Easter Egg Raviolo

text by Megan Bedford
photographs by Justin Gove

Ravioli

I am not a religious person, but I do celebrate good food. This fact is perhaps no more apparent than at Easter.  When I was growing up, Easter ritual meant that it was time to get out the sugared coconut and construct “the bunny cake.” It also meant (and I know I’m not alone here) obsessively consuming Cadbury eggs, with their addictive sunrise colors and melting appeal, always a few too many, and ultimately, swearing off the sickly treat for the next 11.75 months of the year.

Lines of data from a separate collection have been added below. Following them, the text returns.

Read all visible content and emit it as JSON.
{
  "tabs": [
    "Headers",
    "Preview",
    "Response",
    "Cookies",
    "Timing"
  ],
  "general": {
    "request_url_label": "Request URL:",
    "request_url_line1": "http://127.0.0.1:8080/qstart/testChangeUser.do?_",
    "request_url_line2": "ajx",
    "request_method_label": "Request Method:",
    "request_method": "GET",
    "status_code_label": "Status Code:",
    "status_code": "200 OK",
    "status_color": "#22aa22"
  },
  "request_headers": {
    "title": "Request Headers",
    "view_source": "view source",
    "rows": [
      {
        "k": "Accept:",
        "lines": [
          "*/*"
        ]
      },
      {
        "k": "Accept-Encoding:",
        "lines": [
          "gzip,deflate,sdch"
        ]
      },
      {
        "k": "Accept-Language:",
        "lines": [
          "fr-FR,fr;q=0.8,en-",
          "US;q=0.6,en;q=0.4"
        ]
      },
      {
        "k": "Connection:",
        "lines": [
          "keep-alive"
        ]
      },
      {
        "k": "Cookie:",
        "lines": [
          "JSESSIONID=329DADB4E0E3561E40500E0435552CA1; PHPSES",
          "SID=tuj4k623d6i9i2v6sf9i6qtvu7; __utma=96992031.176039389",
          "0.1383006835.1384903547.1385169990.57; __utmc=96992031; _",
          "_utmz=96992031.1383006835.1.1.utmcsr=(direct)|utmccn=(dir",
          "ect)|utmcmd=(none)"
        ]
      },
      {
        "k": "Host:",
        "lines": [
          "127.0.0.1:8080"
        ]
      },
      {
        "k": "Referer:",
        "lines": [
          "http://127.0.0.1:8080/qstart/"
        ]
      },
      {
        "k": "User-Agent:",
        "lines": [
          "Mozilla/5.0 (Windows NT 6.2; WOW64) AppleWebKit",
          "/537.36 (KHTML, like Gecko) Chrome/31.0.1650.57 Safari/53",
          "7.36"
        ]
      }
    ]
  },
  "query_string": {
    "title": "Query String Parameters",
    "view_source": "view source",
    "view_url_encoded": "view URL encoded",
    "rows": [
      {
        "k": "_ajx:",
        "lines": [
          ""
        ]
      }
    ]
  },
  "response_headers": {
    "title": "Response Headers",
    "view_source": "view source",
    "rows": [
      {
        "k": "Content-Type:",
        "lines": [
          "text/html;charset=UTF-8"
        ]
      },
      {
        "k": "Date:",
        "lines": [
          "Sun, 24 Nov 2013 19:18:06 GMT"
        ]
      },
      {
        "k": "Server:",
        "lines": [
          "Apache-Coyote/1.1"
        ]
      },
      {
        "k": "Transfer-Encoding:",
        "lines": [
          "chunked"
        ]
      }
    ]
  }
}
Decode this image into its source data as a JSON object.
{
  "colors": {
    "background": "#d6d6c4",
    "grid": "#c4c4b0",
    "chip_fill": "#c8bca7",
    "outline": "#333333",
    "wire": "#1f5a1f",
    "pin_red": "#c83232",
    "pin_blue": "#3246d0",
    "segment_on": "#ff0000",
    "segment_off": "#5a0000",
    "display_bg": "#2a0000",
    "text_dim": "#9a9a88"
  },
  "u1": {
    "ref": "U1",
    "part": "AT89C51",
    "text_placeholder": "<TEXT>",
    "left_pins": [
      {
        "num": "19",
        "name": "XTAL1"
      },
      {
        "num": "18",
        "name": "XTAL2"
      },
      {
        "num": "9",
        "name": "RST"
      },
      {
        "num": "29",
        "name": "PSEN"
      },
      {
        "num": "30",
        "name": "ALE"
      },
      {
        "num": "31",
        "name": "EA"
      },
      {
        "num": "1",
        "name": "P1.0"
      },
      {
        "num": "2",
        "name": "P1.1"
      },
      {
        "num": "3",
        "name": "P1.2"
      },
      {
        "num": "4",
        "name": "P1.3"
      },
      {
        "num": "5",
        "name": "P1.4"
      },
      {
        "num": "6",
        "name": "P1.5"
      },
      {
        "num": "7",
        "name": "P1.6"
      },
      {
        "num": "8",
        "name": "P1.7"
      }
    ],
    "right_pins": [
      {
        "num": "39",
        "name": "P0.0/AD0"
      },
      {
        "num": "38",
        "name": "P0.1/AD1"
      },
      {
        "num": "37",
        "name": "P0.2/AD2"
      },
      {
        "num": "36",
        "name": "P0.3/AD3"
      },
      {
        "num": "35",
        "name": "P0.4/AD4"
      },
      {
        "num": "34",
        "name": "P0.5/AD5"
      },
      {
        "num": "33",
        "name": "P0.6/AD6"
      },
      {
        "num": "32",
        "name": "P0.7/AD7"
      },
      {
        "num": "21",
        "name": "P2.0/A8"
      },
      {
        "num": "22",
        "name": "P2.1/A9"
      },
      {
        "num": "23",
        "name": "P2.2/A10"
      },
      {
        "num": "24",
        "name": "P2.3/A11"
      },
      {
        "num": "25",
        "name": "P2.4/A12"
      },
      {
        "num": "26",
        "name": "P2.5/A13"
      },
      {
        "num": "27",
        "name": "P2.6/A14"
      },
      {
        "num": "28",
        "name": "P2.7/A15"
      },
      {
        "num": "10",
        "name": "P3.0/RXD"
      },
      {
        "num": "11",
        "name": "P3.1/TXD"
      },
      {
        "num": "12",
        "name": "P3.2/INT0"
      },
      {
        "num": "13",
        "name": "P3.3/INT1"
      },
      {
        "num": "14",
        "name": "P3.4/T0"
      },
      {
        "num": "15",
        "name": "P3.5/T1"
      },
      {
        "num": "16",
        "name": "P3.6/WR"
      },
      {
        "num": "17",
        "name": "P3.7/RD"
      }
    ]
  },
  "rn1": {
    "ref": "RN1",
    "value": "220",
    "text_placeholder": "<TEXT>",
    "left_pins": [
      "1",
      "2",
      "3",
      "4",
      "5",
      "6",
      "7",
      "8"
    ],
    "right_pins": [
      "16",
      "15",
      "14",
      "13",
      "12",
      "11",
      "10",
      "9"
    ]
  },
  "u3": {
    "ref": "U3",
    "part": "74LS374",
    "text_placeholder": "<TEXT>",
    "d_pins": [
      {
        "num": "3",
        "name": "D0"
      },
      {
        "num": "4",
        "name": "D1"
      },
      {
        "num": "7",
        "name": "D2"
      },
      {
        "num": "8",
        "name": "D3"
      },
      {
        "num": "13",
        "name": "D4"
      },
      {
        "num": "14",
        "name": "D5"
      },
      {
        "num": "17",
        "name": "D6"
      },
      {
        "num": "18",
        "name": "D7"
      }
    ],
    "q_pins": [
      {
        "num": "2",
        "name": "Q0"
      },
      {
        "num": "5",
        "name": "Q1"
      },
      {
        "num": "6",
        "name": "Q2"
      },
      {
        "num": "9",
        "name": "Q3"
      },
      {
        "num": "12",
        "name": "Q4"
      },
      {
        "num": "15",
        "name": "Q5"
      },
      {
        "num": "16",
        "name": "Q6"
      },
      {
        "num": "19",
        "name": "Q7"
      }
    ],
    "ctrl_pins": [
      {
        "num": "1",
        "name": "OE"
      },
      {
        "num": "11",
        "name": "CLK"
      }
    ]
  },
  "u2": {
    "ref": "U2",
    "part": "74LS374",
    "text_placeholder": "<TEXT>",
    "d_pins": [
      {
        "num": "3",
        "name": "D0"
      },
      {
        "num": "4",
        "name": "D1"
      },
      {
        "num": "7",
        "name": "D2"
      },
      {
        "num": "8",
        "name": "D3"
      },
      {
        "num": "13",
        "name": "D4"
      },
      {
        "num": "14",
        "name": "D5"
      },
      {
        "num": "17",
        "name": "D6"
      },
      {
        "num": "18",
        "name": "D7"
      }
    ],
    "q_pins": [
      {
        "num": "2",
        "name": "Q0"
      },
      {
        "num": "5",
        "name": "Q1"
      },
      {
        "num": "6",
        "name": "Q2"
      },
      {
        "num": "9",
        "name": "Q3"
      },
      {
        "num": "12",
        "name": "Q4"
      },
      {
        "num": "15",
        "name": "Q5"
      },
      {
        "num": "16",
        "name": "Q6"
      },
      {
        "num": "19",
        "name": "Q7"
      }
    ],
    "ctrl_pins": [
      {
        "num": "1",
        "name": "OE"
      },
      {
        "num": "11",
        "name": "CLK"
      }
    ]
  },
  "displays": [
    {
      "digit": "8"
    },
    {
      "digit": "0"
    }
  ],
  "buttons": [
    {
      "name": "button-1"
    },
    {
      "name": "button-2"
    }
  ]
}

While this year I might just be tempted to bring back the bunny cake, last year we celebrated Easter dinner with something new, and decidedly more adult: egg raviolo. On the heels of myspaghetti carbonara kick, and feeling enamored by the possibilities of the uncooked egg, I recalled this daring dish. I had eaten a heart-stopping version of it once, while visiting a friend in DC.

So what the heck is an egg raviolo? For starters, raviolo in Italian is simply the singular of ravioli, thus indicating a single piece of filled pasta is served, rather than many, one to a plate. In this case, an over-sized mound of filled pasta hides a delicate surprise at its center: a golden, unbroken egg yolk. And just as freshly rolled pasta dough does the work of the egg shell, so too must something replace the whites. You guessed it: ricotta.

Nesting

While there seems not to be too many rules of tradition to this dish (other than the fact of the egg yolk), most of the recipes I found employ a mixture of ricotta in which to couch the egg. This not only provides a necessary pillow, but also a mellow, creamy counterpart to the warm, runny yolk. One friend recently described a dreamy “souffle-like” egg yolk raviolo that she thoroughly enjoyed at a San Francisco restaurant, and I would imagine this could be nearing the pinnacle of perfection for this dish.

My filling was decidedly more dense, but it had just the right flavor, and provided a sturdy life preserver for the star ingredient. It contained a mix of ricotta, spinach, parmigiano, nutmeg, pepper, and a bit of lemon zest, which I blended in a food processor and then piped onto sheets of pasta. The fun part, of course, came next – dropping in the yolk.

Much like making carbonara, cooking the egg raviolo sounds far more precarious than it actually is. In fact, the next time I make it I will roll my pasta to the thinnest setting on my machine (I did the second thinnest and found it was actually too thick, and nowhere near danger of collapse when filled with cheese and egg). Ensuring a tight seal on the pasta is an essential and simple step for success; I traced an egg white circle around the ricotta raft before laying the sheet of pasta on top and lightly pressing along its edges. If you have a round biscuit cutter, this would be a great option for making neat pieces of pasta; however, I just cut mine out with a knife.

At this point it’s “go” time. In a saucepan I melted half a stick of butter before gingerly dropping my four ravioli into a pot of boiling water. Just before pulling the ravioli with a slotted spoon, I added a few tablespoons of pasta water to the butter. Although I have seen versions that include anything from bacon to truffle shavings to blood sausage to sage leaves, the butter and a fresh grating of parmigiano, in my opinion, is all the raviolo needs.

Plating them, one for each guest at our table, I felt that a new tradition had been started. Easter Egg Raviolo to open the meal and, who knows, maybe this year a bunny cake to finish.